С самого начала хочу сказать, что целью этого краткого анализа не является нападка на Матаджи Арчи. Я очень уважаю ее искренность и проповеднический энтузиазм. Тем не менее, мне бы хотелось указать ее последователям и преданным в целом на то, что далеко не все, что она говорит, соответствует действительности. То есть, моя цель – это попытка прояснить истинное положение вещей, а не желание участвовать в холодной войне. Кроме того, по поручению Национального Совета я являлся членом группы, которая разбиралась с этой темой, когда только возникли проблемы с отстранением Матаджи Арчи от проповеди под эгидой ИСККОН. Так же я был тем самым переводчиком, который переводил встречу Матаджи Арчи с GBC. Поэтому я знаком с этой темой не понаслышке. 

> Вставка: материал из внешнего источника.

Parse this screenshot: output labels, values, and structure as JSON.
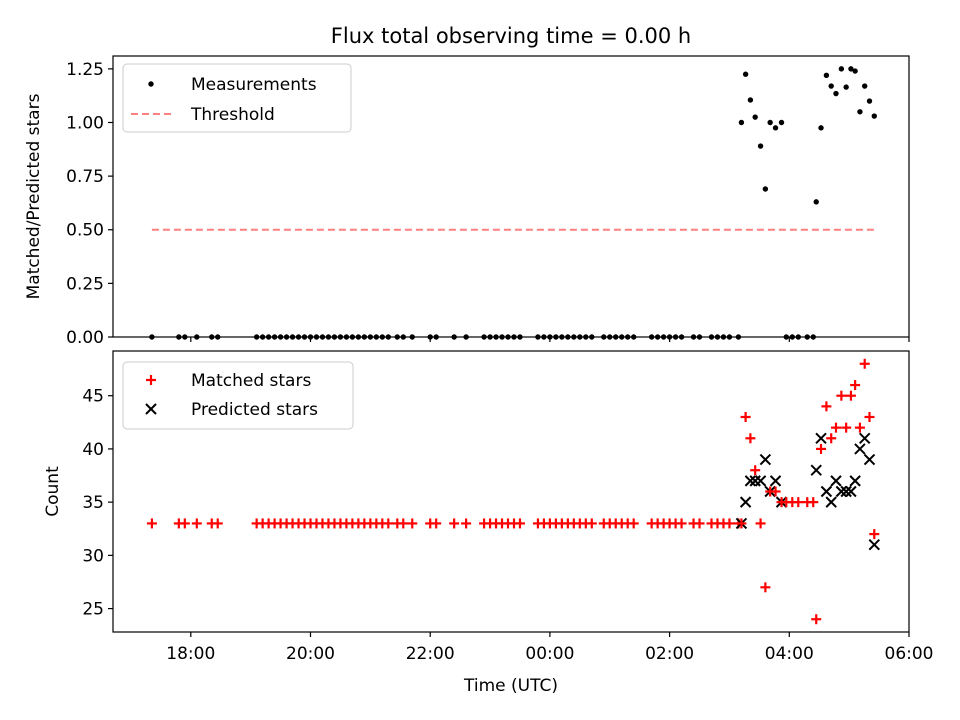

На этой встрече Матаджи Арчи намекнула, что преследования преданных в Армении и разрушение храма в Ереване было реакцией на то, что местные преданные в чем-то не согласились с Матаджи Арчи и ее супругом. Уже тогда меня удивила некоторая мания величия, но я решил не делать поспешных выводов. Когда члены GBC спрашивали Матаджи Арчи, говорила ли она определенные вещи, которые расходятся с учением Шрилы Прабхупады и приводили цитаты из ее лекций, ответ у нее всегда был один: «меня не правильно поняли». Но разве не является квалификацией проповедника говорить так, чтобы его (ее) правильно понимали? Тогда я удивился второй раз, т.к. обычно, когда говорят старшие (а члены GBC – это самые старшие и опытные преданные в ИСККОН), преданный должен постараться увидеть Кришну в этих словах и исправить свои ошибки. Матаджи Арчи предпочла защищаться и настаивала на своей правоте. Моим третьим и самым большим удивлением был намек со стороны Матаджи Арчи на то, что ее отстранение от проповеди в ИСККОН совпало с началом суда над Бхагавад-гитой. То есть, "несправедливое отношение" администрации ИСККОН к ней, якобы, обернулось несправедливым отношением прокурора к ИСККОН. Это было для меня уже слишком. С таким самомнением я не встречался ни разу в жизни. 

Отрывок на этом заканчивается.